What does inflation have to do with investing? Plenty. You may know that if the rate of return on your investments is less than the inflation rate, the value of your money — in other words, its purchasing power — will decline over time. Of course, the challenge is that no one knows what the inflation rate will be a year from now, much less 30 years down the road. However, you can develop investment strategies to help hedge against inflation.

Inflation — Yesterday, Today, and Tomorrow
For the most part, inflation in the U.S. economy has remained fairly consistent over time. For the 50-year period ending December 31, 2003, inflation increased every year but two and averaged 3.97%. The highest annual rate during that period was 13.31% in 1979. Recently, inflation has been relatively low, averaging 2% to 3% per year.*

The Federal Reserve (Fed) has been concerned about inflation in recent years — both during good economic times and not so good economic times. That’s why the Fed continually tweaks interest rates in an attempt to manage the economy — and inflation.

Let’s Get Personal
While the Fed deals with the nation’s inflation issues, you have your own to consider. Even a relatively low rate of inflation can really add up over time. For example, if the cost of a $.37 postage stamp rises just 4% per year, in 20 years, the price would be $.81. And, even assuming a very low inflation rate of 2%, a car that costs $21,000 today would cost $31,205 in 20 years!
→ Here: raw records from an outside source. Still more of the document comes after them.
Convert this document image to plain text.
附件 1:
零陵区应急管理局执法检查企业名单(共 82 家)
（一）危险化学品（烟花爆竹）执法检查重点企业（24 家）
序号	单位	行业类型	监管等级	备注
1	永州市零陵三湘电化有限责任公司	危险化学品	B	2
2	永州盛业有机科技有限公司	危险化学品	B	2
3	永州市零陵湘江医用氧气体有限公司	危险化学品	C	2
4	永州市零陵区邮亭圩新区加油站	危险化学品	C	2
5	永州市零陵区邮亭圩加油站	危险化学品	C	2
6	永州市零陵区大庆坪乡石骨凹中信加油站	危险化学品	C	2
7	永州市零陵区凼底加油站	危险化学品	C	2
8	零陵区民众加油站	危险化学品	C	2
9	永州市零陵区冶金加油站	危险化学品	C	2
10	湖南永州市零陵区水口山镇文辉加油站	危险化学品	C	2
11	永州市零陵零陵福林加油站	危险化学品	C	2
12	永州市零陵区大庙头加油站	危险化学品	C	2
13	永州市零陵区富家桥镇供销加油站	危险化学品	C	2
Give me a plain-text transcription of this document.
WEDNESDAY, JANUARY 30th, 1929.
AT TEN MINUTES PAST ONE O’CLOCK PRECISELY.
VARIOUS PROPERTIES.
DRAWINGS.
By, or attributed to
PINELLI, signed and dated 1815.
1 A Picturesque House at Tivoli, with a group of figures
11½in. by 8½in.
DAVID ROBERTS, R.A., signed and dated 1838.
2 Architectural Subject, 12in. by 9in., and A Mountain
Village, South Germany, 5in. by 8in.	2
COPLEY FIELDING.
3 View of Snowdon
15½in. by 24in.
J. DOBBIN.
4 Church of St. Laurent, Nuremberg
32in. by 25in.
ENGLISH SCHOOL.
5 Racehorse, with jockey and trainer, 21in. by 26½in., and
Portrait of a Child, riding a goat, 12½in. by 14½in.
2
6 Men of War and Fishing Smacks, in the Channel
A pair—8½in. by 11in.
Obviously, it pays to pay attention to inflation when investing, especially when planning for long-term goals such as retirement. Look at your real rate of return, which is what your investments are worth after taxes and the cost of inflation is deducted. (Many experts recommend building in a 4% inflation rate per year.)

Although past performance can’t guarantee future results, historically stocks have outpaced inflation more than any other type of investment. A diversified, well-balanced portfolio can help to lessen risk. Or consider growth investments for tax-deferred IRAs. You can gradually shift to a more conservative portfolio as you near retirement.

Inflation is a given. Rather than allow it to eat away at your portfolio, work with your investment professional to choose an appropriate investment mix — based upon your financial goals, time horizon, and risk tolerance — so that inflation doesn’t work against you.